Their debut is the most traditional of the band's four albums, but in truth the Prog Folk category is only a flag of convenience, hoisted over the Gjallarhorn page in these Archives because no one has yet defined a sub-genre called Progressive World Music. The group (now defunct) made its home in a Swedish-speaking corner of Finland, while cultivating strong spiritual ties to a much wider span of Nordic myth and history, expressed with a cultural integrity that bands like Dead Can Dance (fellow travelers, but tourists by comparison) only dream about achieving.

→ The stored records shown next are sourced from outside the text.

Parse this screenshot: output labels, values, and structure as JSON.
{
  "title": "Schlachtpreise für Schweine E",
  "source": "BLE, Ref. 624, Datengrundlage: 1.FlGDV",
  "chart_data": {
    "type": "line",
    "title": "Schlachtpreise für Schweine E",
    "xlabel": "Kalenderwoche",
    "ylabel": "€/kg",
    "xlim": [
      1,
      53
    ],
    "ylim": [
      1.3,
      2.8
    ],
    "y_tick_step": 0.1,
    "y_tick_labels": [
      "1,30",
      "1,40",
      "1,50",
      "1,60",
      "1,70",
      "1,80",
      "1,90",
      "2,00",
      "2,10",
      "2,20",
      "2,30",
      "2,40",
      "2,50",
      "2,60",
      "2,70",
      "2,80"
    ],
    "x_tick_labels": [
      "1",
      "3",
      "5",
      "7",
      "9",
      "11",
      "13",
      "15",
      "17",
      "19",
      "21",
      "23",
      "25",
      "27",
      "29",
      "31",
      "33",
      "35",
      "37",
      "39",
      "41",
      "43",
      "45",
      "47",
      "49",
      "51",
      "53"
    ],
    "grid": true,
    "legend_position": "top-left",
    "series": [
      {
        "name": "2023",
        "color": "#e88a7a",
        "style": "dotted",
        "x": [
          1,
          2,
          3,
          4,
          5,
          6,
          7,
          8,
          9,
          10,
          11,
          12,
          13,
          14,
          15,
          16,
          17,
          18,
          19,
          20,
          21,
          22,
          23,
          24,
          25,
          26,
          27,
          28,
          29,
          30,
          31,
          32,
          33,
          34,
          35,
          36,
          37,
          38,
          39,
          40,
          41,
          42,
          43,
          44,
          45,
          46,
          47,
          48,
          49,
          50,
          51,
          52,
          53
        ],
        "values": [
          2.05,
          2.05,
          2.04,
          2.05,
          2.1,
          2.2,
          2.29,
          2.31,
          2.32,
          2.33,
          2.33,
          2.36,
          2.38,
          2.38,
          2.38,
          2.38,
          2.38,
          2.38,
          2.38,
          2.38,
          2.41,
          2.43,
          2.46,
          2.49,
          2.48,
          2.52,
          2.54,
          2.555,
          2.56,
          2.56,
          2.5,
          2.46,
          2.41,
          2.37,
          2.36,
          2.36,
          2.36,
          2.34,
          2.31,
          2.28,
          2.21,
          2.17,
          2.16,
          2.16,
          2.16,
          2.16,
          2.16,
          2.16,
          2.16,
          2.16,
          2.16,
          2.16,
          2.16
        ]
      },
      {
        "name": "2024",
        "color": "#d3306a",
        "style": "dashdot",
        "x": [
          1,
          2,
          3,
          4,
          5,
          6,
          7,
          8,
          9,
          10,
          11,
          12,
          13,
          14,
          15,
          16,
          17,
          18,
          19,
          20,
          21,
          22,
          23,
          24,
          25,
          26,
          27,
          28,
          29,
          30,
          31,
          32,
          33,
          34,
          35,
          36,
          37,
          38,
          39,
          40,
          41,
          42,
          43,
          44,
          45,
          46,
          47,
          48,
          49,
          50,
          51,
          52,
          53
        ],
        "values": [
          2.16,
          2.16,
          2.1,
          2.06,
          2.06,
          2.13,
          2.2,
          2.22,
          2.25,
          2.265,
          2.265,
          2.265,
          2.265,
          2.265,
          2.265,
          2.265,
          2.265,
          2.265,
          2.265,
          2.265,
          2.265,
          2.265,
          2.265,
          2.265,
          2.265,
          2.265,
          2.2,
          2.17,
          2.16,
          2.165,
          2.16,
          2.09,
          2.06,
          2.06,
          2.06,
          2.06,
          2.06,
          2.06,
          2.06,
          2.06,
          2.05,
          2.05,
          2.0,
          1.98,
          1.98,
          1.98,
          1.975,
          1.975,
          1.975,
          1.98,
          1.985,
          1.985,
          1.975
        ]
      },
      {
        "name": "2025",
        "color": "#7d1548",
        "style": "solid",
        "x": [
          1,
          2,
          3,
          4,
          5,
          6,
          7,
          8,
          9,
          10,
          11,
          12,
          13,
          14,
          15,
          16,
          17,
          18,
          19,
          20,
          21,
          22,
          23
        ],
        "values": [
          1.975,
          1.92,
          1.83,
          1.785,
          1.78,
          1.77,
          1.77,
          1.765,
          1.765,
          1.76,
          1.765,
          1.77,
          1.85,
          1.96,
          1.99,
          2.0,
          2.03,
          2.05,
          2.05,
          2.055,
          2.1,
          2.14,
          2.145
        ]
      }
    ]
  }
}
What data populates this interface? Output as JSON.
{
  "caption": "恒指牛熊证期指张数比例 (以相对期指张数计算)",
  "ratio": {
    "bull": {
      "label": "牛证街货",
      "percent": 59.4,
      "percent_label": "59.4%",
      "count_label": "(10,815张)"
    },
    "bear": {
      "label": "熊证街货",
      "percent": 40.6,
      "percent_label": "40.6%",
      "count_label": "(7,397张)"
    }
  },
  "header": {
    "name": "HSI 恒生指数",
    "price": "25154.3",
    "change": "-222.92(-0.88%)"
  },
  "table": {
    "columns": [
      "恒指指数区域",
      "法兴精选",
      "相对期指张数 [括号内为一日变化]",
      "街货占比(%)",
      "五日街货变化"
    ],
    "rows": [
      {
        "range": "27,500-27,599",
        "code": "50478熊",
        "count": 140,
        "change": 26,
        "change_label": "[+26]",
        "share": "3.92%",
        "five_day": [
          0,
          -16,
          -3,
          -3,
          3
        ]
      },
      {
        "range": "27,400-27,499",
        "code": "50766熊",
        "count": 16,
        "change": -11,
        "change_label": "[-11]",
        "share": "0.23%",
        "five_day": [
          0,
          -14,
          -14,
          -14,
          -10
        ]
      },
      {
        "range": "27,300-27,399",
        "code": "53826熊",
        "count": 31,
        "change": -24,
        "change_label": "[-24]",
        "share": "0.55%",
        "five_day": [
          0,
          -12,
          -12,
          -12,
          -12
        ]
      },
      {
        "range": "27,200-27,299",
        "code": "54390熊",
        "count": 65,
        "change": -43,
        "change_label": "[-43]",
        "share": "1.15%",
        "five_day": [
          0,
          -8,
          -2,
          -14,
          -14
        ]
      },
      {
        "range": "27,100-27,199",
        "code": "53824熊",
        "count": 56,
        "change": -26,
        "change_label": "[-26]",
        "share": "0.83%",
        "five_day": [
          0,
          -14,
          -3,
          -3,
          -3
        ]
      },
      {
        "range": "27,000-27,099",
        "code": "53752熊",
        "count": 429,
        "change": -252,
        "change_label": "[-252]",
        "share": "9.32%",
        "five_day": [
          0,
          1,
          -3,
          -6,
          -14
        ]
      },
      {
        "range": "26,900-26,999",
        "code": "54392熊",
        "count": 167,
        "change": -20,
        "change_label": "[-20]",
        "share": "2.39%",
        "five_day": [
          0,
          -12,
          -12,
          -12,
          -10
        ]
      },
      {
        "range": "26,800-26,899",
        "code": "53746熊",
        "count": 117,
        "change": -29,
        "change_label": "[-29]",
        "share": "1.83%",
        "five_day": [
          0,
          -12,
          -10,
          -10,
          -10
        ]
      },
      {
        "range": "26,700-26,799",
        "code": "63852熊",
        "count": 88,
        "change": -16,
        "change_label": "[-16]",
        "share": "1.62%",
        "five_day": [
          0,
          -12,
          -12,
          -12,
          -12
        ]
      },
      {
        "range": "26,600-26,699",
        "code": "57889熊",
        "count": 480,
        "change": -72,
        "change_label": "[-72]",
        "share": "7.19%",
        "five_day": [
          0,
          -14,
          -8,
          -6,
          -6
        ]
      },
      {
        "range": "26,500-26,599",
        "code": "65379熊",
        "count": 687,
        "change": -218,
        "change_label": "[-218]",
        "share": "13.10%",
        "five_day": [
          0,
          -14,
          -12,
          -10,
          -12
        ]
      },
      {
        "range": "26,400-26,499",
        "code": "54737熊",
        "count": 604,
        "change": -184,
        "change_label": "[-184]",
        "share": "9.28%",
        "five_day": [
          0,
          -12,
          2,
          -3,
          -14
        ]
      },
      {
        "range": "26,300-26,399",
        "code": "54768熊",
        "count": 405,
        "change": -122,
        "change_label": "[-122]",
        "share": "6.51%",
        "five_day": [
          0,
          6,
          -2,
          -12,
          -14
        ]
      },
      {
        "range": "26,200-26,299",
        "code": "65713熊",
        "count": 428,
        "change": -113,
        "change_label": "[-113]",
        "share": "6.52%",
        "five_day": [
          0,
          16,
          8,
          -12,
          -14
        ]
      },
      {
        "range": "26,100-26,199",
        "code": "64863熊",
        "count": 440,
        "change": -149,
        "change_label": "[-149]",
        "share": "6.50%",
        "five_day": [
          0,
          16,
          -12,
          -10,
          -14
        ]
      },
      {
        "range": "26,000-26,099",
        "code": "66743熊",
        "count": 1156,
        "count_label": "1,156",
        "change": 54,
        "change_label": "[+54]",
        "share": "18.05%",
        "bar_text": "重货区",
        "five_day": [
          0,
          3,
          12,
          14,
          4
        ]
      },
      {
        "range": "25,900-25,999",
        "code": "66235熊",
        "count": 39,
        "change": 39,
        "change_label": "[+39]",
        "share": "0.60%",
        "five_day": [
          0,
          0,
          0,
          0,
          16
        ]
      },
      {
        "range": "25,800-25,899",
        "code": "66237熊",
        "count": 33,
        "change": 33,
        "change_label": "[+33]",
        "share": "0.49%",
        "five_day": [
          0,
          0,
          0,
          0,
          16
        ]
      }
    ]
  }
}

Thus, the prominent didgeridoo: an odd choice for instrumental support in a group so far removed from outback Australia, but not unheard of in Scandinavian folk music circles. Here the ancient aerophone functions almost like a second vocalist, in stark contrast to the soaring voice of Jenny Wilhelms, and capable of a growling, coughing virtuosity all its own, sounding like a barely domesticated animal recalling the freedom of its life in the wild.

I had to blush when re-reading that last observation, clearly made while under the album's almost transcendental spell. But I'm letting it stand, as a reflection of the music's hold over a sensitive listener. The delicate ballads ("I Riden Så..."); the urgent prayers for sun and thunder ("Solbön-Âskan"); the medieval folk tunes, minuets, and fables...all combine to keep the distant past alive and vital, in a form no less fresh than they were, centuries ago.

And, as a welcome bonus, the album was re-released in 2002 with an extra track: "Reindeer Dreaming", part of a soundtrack to a documentary film by Antii Haase. The movie follows a tribe of indigenous Australians invited to attend a local arts festival in Finland: a true meeting of far-flung kindred souls, concluding an album that also feels like a surprise visit from close friends you never knew existed.